Sunday, July 25, 2010
Literary Feast Discussion: White Cat (p.242-310)
All right, girls and boys! We've reached the end of our latest Literary Feast: White Cat, by the lovely Holly Black.
I think feelings were generally positive about this one, from both Shel and myself. Let us know if you felt the same way or, even better, if you completely disagree! There's nothing we love more than hashing out different opinions. ;)
Last section, here we come!
Shel: I really wish Cassel had told his grandfather what was going on. He seems like the one decent member of the family. Aside from being a killer, of course.
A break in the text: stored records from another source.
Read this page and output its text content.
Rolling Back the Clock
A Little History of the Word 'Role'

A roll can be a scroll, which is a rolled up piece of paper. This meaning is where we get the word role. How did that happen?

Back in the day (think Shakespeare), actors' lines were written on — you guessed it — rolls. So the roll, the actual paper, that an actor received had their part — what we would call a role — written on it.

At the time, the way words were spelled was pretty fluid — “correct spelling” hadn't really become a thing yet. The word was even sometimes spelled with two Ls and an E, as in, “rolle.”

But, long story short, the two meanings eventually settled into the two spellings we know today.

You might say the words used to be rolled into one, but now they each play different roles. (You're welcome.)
Monica: Pshaw. He only killed a few people. Seriously, what an awful curse-power to have. That is a power I understand the mob wanting to recruit. Some of these other things, not so much. (Only Barron would think, “I have this brother who can turn things into other things. Let’s have him turn people into alarm clocks and coffee mugs, and then smash the heck out of them! It’s so mobtastic!”)
Shel: You know, mob nonwithstanding, considering how few curse workers there are, this society really has some trust issues. It seems that for most people living their normal lives, their chances of getting cursed would be minimal. Yet they're all glove-wearing, charm carrying paranoid. Are curses the future swine flu?
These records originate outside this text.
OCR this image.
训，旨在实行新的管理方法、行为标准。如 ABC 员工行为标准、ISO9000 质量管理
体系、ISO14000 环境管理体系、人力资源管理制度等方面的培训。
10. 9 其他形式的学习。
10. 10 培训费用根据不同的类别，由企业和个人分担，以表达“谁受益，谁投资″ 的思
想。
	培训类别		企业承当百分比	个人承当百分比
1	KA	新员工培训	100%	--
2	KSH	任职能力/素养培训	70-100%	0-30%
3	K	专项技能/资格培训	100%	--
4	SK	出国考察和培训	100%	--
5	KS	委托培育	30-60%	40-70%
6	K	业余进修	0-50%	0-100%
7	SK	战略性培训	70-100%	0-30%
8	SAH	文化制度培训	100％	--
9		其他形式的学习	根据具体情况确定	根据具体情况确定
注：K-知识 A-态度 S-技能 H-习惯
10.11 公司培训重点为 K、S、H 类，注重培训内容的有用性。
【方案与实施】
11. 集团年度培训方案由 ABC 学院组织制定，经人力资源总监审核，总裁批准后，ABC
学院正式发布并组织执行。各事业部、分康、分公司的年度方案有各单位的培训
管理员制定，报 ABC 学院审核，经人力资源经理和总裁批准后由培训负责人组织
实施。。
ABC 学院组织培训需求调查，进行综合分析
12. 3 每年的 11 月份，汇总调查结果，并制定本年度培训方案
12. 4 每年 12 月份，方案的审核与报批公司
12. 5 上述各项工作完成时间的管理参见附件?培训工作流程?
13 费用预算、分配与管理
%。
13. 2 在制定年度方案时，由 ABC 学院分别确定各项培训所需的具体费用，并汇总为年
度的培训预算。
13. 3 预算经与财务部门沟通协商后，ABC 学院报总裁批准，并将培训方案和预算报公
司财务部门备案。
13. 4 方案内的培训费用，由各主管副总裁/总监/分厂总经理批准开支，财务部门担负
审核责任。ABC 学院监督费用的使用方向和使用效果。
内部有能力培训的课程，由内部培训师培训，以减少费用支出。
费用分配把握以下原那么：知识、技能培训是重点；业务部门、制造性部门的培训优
Monica: I wonder what will happen when curse powers mutate, and suddenly someone can curse someone else by breathing on them. Society will crumble.
Shel: And then we'd be dealing with a dystopian story and the mob would control EVERYTHING!
Monica: Kind of in reference to the grandfather, is it just me, or does Lila’s father seem fairly sensible and normal too? The only real Big Bads in this book are the twenty-somethings – the mob bosses themselves aren’t all that freaky.
Shel: I imagine he's got to be freaky at some level to make it to the top. Maybe that will come out in future books. That or it's that they're old school bad, when they'd save the dark deeds for the back room.
Monica: I did want Lila’s dad to ham it up more when his heart “turned to stone,” and bounce off a few walls or whatever, but I am consoling myself with the amusing knowledge that his Magic Gem of Life turned out to be glass. Honestly, if I ever needed proof that the Brothers Awful were truly dumb, it was the way they bought into the fraud. ;)
Shel: I like that, The Brothers Awful. But as for your actual point, do you think there's a real no-killy-kill gem off somewhere in the wings?
Monica: Maaaaaaybe? I'm finding it hard to focus on *anything* this close to the end of the book, because of the way Cassel’s stupid mother ruins EVERYTHING!! Also, what a smack in the face of an ending. First I was all, “Blech. I loathe Lila. I would way rather he didn’t end up with her. But whatever…” and then it was like, “What? She’s being influenced by a curse and actually probably still hates him way deep down and now everything is ruined forever?!” Can you imagine what this is doing to that poor boy’s sense of self?
Shel: This is what I am saying. Cassel needs a new family STAT.
Monica: Hopefully he'll get a chance in... the Curse Workers Book Two?
Okay, friends! We're done with this Feast -- and a yummy one it was, at that! Shout out some suggestions if you've got ideas for what we should read next; otherwise, we'll pick out of Shel's massive To Be Read pile, and get back to you shortly.